Minderjährige Flüchtlinge sollen Familie suchen
Österreichs Fremdenrecht wird wieder einmal novelliert, weil eine EU-Richtlinie umzusetzen ist. Wie bei fast jeder Novelle gibt es auch dieses Mal scharfe Kritik. Konkret geht es um die Mitwirkungspflicht von Kindern und Jugendlichen. Wenn sie alleine nach Österreich kommen und einen Asylantrag stellen, sollen sie verpflichtet werden, bei der Suche nach ihrer Familie im Herkunftsland zu helfen.
8. April 2017, 21:58
Morgenjournal, 12.3.2013
Aus Recht wird Pflicht
Die Statusrichtlinie der EU legt fest, wie ein Staat Kinder und Jugendliche, die um Asyl ansuchen, bei der Suche nach ihrer Familie unterstützen soll.

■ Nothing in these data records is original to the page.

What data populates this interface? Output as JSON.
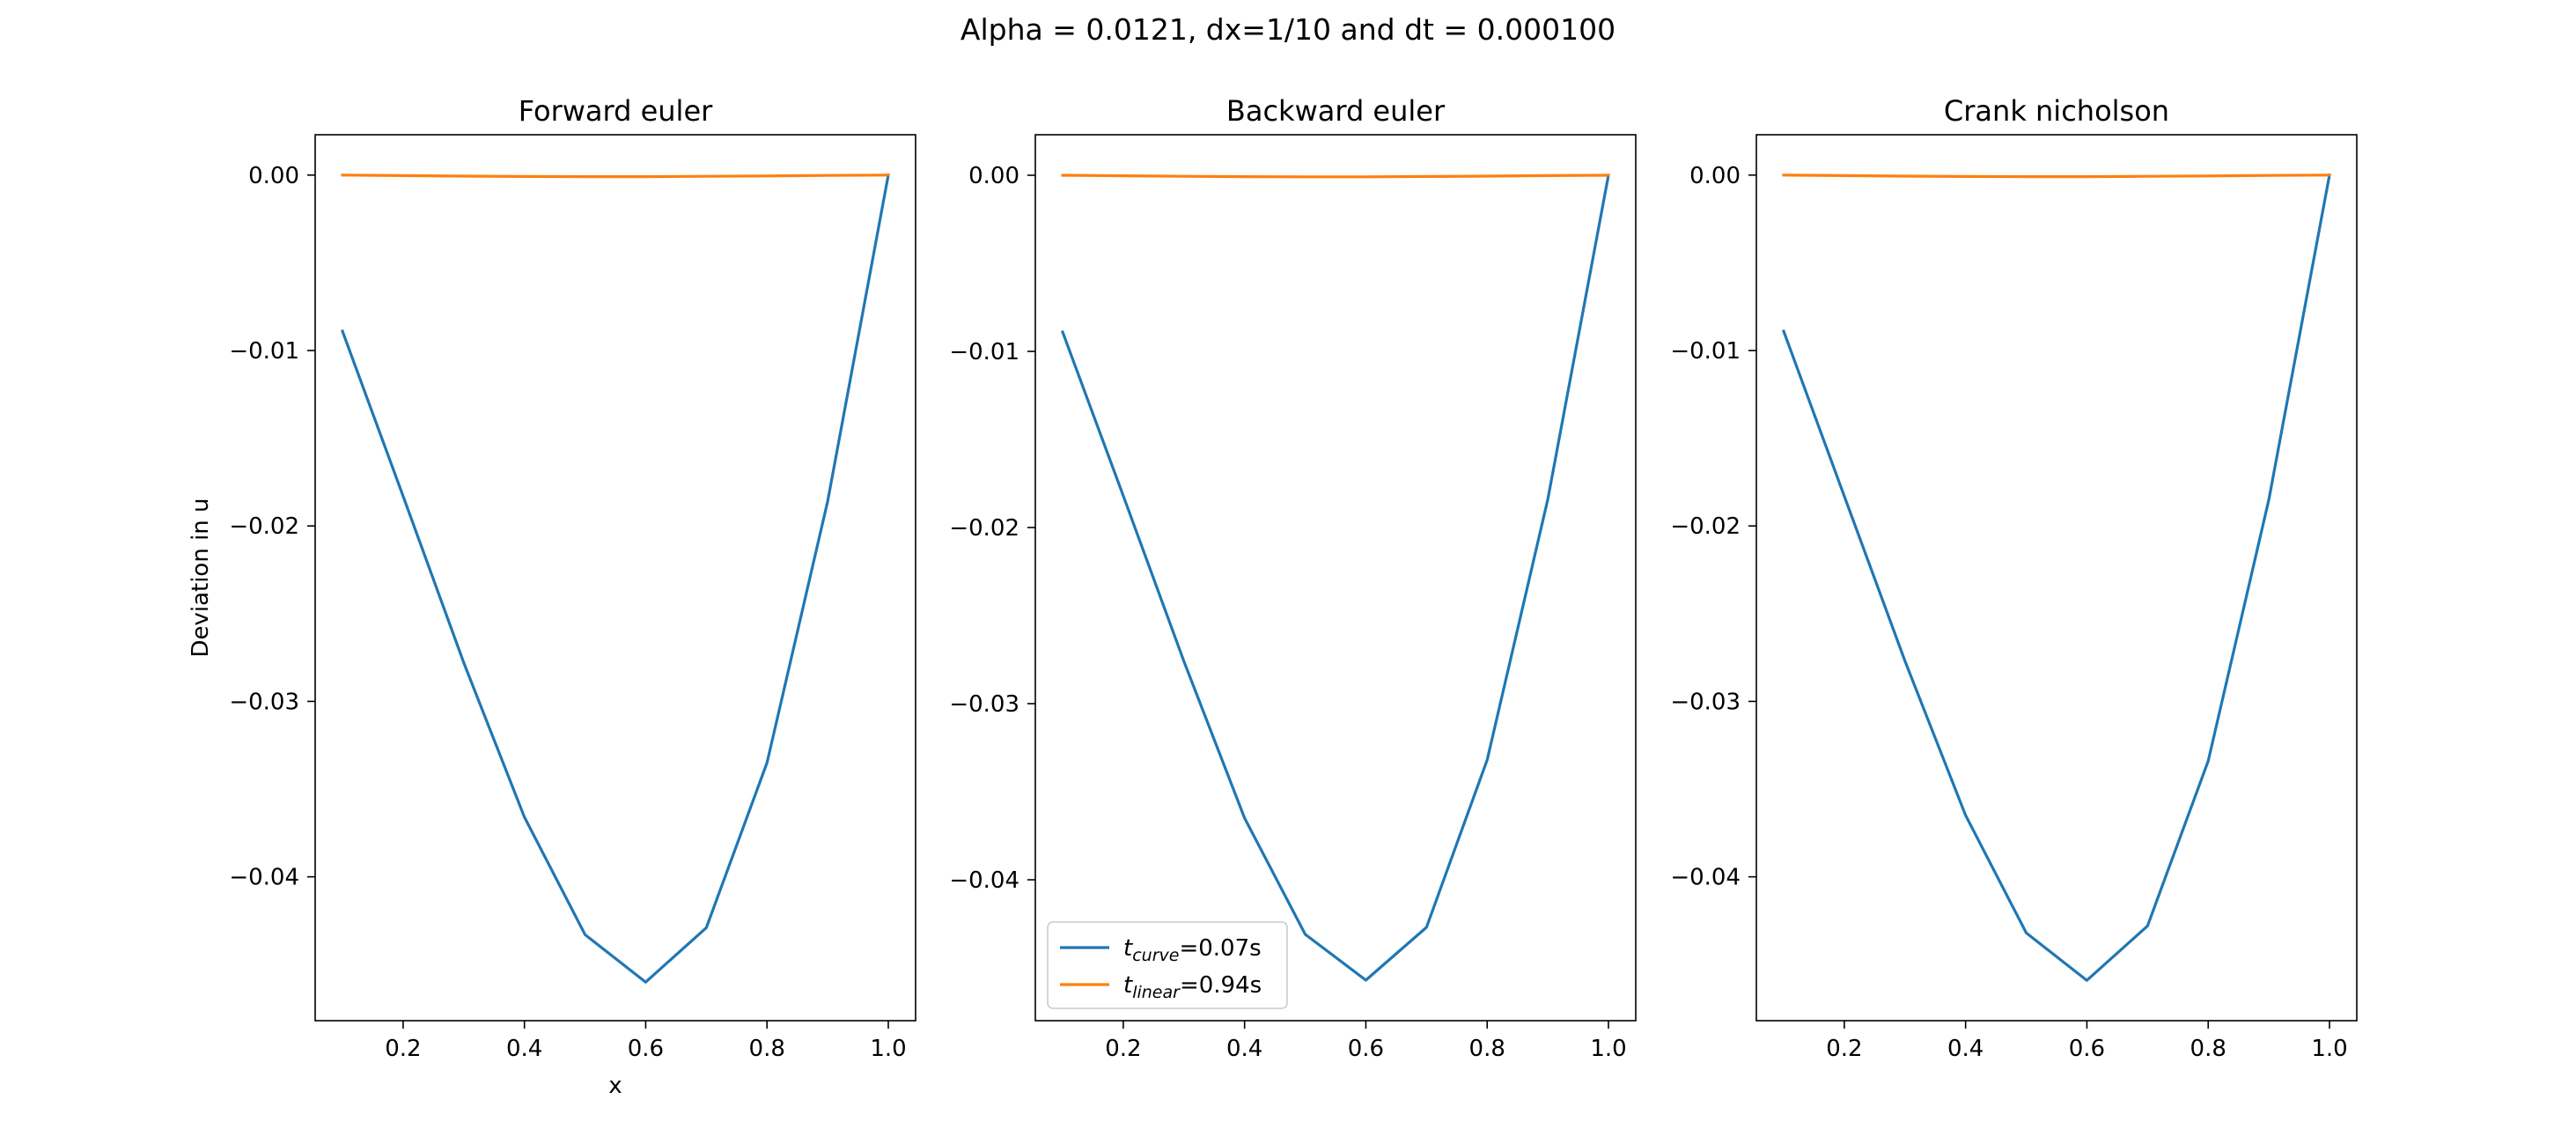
{
  "figure": {
    "suptitle": "Alpha = 0.0121, dx=1/10 and dt = 0.000100"
  },
  "colors": {
    "curve": "#1f77b4",
    "linear": "#ff7f0e"
  },
  "legend": {
    "subplot_index": 1,
    "placement": "lower left",
    "entries": [
      {
        "t": "t",
        "sub": "curve",
        "suffix": "=0.07s",
        "series": 0
      },
      {
        "t": "t",
        "sub": "linear",
        "suffix": "=0.94s",
        "series": 1
      }
    ]
  },
  "chart_data": [
    {
      "type": "line",
      "title": "Forward euler",
      "xlabel": "x",
      "ylabel": "Deviation in u",
      "xlim": [
        0.055,
        1.045
      ],
      "ylim": [
        -0.0482,
        0.0023
      ],
      "xticks": [
        0.2,
        0.4,
        0.6,
        0.8,
        1.0
      ],
      "xtick_labels": [
        "0.2",
        "0.4",
        "0.6",
        "0.8",
        "1.0"
      ],
      "yticks": [
        0.0,
        -0.01,
        -0.02,
        -0.03,
        -0.04
      ],
      "ytick_labels": [
        "0.00",
        "−0.01",
        "−0.02",
        "−0.03",
        "−0.04"
      ],
      "grid": false,
      "series": [
        {
          "x": [
            0.1,
            0.2,
            0.3,
            0.4,
            0.5,
            0.6,
            0.7,
            0.8,
            0.9,
            1.0
          ],
          "values": [
            -0.0089,
            -0.0183,
            -0.0278,
            -0.0366,
            -0.0433,
            -0.046,
            -0.0429,
            -0.0335,
            -0.0186,
            0.0
          ]
        },
        {
          "x": [
            0.1,
            0.2,
            0.3,
            0.4,
            0.5,
            0.6,
            0.7,
            0.8,
            0.9,
            1.0
          ],
          "values": [
            0.0,
            -3e-05,
            -6e-05,
            -8e-05,
            -9e-05,
            -9e-05,
            -7e-05,
            -5e-05,
            -2e-05,
            0.0
          ]
        }
      ]
    },
    {
      "type": "line",
      "title": "Backward euler",
      "xlabel": "",
      "ylabel": "",
      "xlim": [
        0.055,
        1.045
      ],
      "ylim": [
        -0.048,
        0.0023
      ],
      "xticks": [
        0.2,
        0.4,
        0.6,
        0.8,
        1.0
      ],
      "xtick_labels": [
        "0.2",
        "0.4",
        "0.6",
        "0.8",
        "1.0"
      ],
      "yticks": [
        0.0,
        -0.01,
        -0.02,
        -0.03,
        -0.04
      ],
      "ytick_labels": [
        "0.00",
        "−0.01",
        "−0.02",
        "−0.03",
        "−0.04"
      ],
      "grid": false,
      "series": [
        {
          "x": [
            0.1,
            0.2,
            0.3,
            0.4,
            0.5,
            0.6,
            0.7,
            0.8,
            0.9,
            1.0
          ],
          "values": [
            -0.0089,
            -0.0182,
            -0.0276,
            -0.0365,
            -0.0431,
            -0.0457,
            -0.0427,
            -0.0332,
            -0.0184,
            0.0
          ]
        },
        {
          "x": [
            0.1,
            0.2,
            0.3,
            0.4,
            0.5,
            0.6,
            0.7,
            0.8,
            0.9,
            1.0
          ],
          "values": [
            0.0,
            -3e-05,
            -6e-05,
            -8e-05,
            -9e-05,
            -9e-05,
            -7e-05,
            -5e-05,
            -2e-05,
            0.0
          ]
        }
      ]
    },
    {
      "type": "line",
      "title": "Crank nicholson",
      "xlabel": "",
      "ylabel": "",
      "xlim": [
        0.055,
        1.045
      ],
      "ylim": [
        -0.0482,
        0.0023
      ],
      "xticks": [
        0.2,
        0.4,
        0.6,
        0.8,
        1.0
      ],
      "xtick_labels": [
        "0.2",
        "0.4",
        "0.6",
        "0.8",
        "1.0"
      ],
      "yticks": [
        0.0,
        -0.01,
        -0.02,
        -0.03,
        -0.04
      ],
      "ytick_labels": [
        "0.00",
        "−0.01",
        "−0.02",
        "−0.03",
        "−0.04"
      ],
      "grid": false,
      "series": [
        {
          "x": [
            0.1,
            0.2,
            0.3,
            0.4,
            0.5,
            0.6,
            0.7,
            0.8,
            0.9,
            1.0
          ],
          "values": [
            -0.0089,
            -0.0183,
            -0.0277,
            -0.0365,
            -0.0432,
            -0.0459,
            -0.0428,
            -0.0334,
            -0.0185,
            0.0
          ]
        },
        {
          "x": [
            0.1,
            0.2,
            0.3,
            0.4,
            0.5,
            0.6,
            0.7,
            0.8,
            0.9,
            1.0
          ],
          "values": [
            0.0,
            -3e-05,
            -6e-05,
            -8e-05,
            -9e-05,
            -9e-05,
            -7e-05,
            -5e-05,
            -2e-05,
            0.0
          ]
        }
      ]
    }
  ]
}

Österreich drehe das einfach um, ärgert sich Heinz Fronek vom Verein Asylkoordination, und macht aus einem Recht eine Pflicht: "Das Ziel dieser Maßnahme ist es, dass das Bundesasylamt die Daten der Eltern hat."
Die Hoffnung, die sich daran knüpft, sei laut Fronek, dass man die Kinder und Jugendlichen nach einem rechtskräftig negativen Asylverfahren in das Herkunftsland oder einen sicheren Drittstaat zurückschicken kann.
Auswirkung auf Asylverfahren
Diese Bestimmung sei ein klarer Verstoß gegen die Kinderrechtskonvention und soll wohl eher der Behörde nützen als den Kindern und Jugendlichen, stellt auch der Leiter des UNO-Flüchtlingshochkommissariats in Österreich, Christoph Pinter, fest.
Wenn es zu einer nicht ausreichenden Mitwirkung kommt, könne das Niederschlag bei der Entscheidung im Asylverfahren finden. "Das finden wir nicht gut, da die Familiensuche nicht in direktem Zusammenhang mit der Frage zu sehen ist, ob eine Person Schutz in Österreich braucht", so Pinter.
Suche kann gefährlich sein
Zweifel haben auch der Verfassungsdienst im Bundeskanzleramt und das Justizministerium. Man müsse auf jeden Fall ein Mindestalter festlegen, heißt es in der Stellungnahme zum Begutachtungsentwurf und sich ansehen, ob ein Minderjähriger die Folgen seines Handelns überhaupt abschätzen kann.
Aus der Sicht von Heinz Fronek könne es für die Kinder und Jugendlichen sogar gefährlich sein, ihre Eltern zu suchen. Das führe nämlich dazu, dass auch Eltern gesucht würden, die ihre Kinder etwa verkauft haben oder die der Zwangsverheiratung zustimmen.
Aufforderung besteht bereits
Dahinter stehe wohl die Angst, dass zu viele minderjährige Asylwerber versuchen könnten, ihre Familien nach Österreich zu holen. Im Vorjahr sei das aber nur rund zwanzig Mal der Fall gewesen, sagt Heinz Fronek. Morgen soll die Novelle im Innenausschuss des Parlaments beschlossen werden.
Umso verwunderlicher sei es, dass das Bundesasylamt schon jetzt die Behörden auffordert, diese Mitwirkung zu verlangen, sagt Christoph Pinter: "Da waren wir zugegebenermaßen überrascht, dass solche Aufforderungen schon kursieren, da sie vorwegzunehmen scheinen, was erst im Parlament beschlossen werden muss."
Überarbeitung nach Kritik
Nach den Protesten und den kritischen Stellungnahmen zum Begutachtungsentwurf gab das Innenministerium gestern Nachmittag bekannt, dass der Entwurf noch einmal überarbeitet wurde und dass selbstverständlich das Kindeswohl Vorrang habe.
Minderjährige würden zwar nach ihrer Familie gefragt, heißt es, aber wenn es keine Auskunft gibt, bringe das keine Nachteile im Asylverfahren.